The hounds' laziness is again played for laughs.
 Fittingly, Legree takes on canine traits. Watch that footprint in the snow...

 The Griffithian cross-cut slows down once Liza reaches the riverbank.
 Narrator urges Liza not to get excited.  This elicits the "Excited? Who's excited? I'm not excited!" bit that had a home in the Schlesinger cartoons for years.
 Narrator tips Liza to a repeat of a sight-gag Avery has used at least twice, so far in his Schlesinger career... including in his first cartoon for the studio.
 Liza approves.
She uses what appears to be actual currency.
Instant ice floe!
This long shot especially evokes silent-era film-making.
 Shore is reached and breached.
 "And the winner--" Narrator's breathless spouting is cut short by the anachronism of a car horn.
It is, of course, the standard-model block-long Avery roadster.
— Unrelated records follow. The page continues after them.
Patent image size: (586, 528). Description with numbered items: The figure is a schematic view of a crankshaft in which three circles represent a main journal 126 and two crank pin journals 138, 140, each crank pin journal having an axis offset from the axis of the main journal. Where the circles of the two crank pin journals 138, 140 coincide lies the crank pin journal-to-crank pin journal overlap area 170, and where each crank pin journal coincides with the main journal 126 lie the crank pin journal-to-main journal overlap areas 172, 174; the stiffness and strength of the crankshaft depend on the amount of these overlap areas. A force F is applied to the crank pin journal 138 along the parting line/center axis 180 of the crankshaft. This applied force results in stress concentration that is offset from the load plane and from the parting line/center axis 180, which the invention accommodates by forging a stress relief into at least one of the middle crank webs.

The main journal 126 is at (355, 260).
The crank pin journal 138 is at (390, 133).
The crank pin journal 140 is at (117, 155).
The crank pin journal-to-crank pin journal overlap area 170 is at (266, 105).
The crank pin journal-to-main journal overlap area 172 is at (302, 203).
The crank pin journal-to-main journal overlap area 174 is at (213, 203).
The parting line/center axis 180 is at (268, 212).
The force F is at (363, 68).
Narrator informs us that Uncle Tom has "collected on his Social Security." So there was once money to be had for senior citizens in America!
 Uncle Tom has done quite well by the government.
Legree disappears, without a kick to the ass, or any expected humiliation usually accorded the villain of such a piece.
"Uncle Tom! Where did you get all that money?"
 Through pantomime, the truth is revealed:
There may be something wrong with these dice.
Narrator decides it's time to wrap things up.
 "There you have the story of Uncle Tom's Bungalow..."
 "...or have you?"
Uncle Tom's Bungalow never quite recovers from the brilliance of its opening. Its accelerated chase scenes show Avery hard at work to perfect his trademark comic timing. Avery and his animators seem comfortable in their work here. Unfortunately, they won't get another chance to break new ground for several months and four more films.

Compared to two genuinely unpleasant "Censored 11" items, Friz Freleng's Jungle Jitters (1938) and Chuck Jones' ghastly Angel Puss (1944), this cartoon seems almost tasteful. Uncle Tom has literally no personality, and surprisingly little on-screen time. Liza and Topsy are far more active and personable.

The cartoon's attitude toward its black characters is often patronizing—the narrator's referral to Liza as the "dark horse" in the chase scene/horse race mash-up is a really cheap shot. The business with the dice, at the cartoon's close, also edges into un-comfy territory. Many other Hollywood (and New York) cartoons did far worse with similar material.

Avery was conscious of the growing acceleration he pioneered in cartoons. In 1937 and '38, he received constant challenges from the Frank Tashlin unit, as it strove for super-modern high speed cutting and pacing.

Tashlin arguably out-paced Avery in his 1937 cartoons. He was the other resident genius at the Schlesinger studio, and his work and Avery's influenced—and spurred on—one another. The work both men did in the late 1930s set a standard for rapid cutting, motion and comedy that would never entirely leave the Warner Brothers cartoons.

Avery will, ironically, slow down—and become earthbound—in his next four cartoons, which include the last black-and-white picture he will make until 1941. When he regains his bearings, he will embark on a remarkable series of films that show his growing mastery of moviemaking, comedy and experimentation.

NEXT: Enter Egghead.
* At least, that's what I think Little Eva says here. Other guesses include "tall, dark and bow-legged" and "strong, dark and bow-legged."

PS: For a fascinating example of how other animation studios were, erm, inspired by Avery's work, check out this crappy-looking copy of a fascinating 1944 "Mighty Mouse" cartoon, Eliza on the Ice, HERE.

1 comment:

  1. There is still a bit of an earthbound feel to this cartoon, even as it brings into play the idea of making fun of familiar source material (Avery did that a bit at the start of "The Village Smithy", but abandoned that once Porky entered the story).

    There also may have been a bit of lingering feeling that you had to be a little more 'formal' in a color Merrie Melodie, but with Clampett getting his own B&W unit, Tex was facing the prospect of having no other outlet for his comedy but the color Merrie Melodies. The series would start benefiting from that forced choice shortly.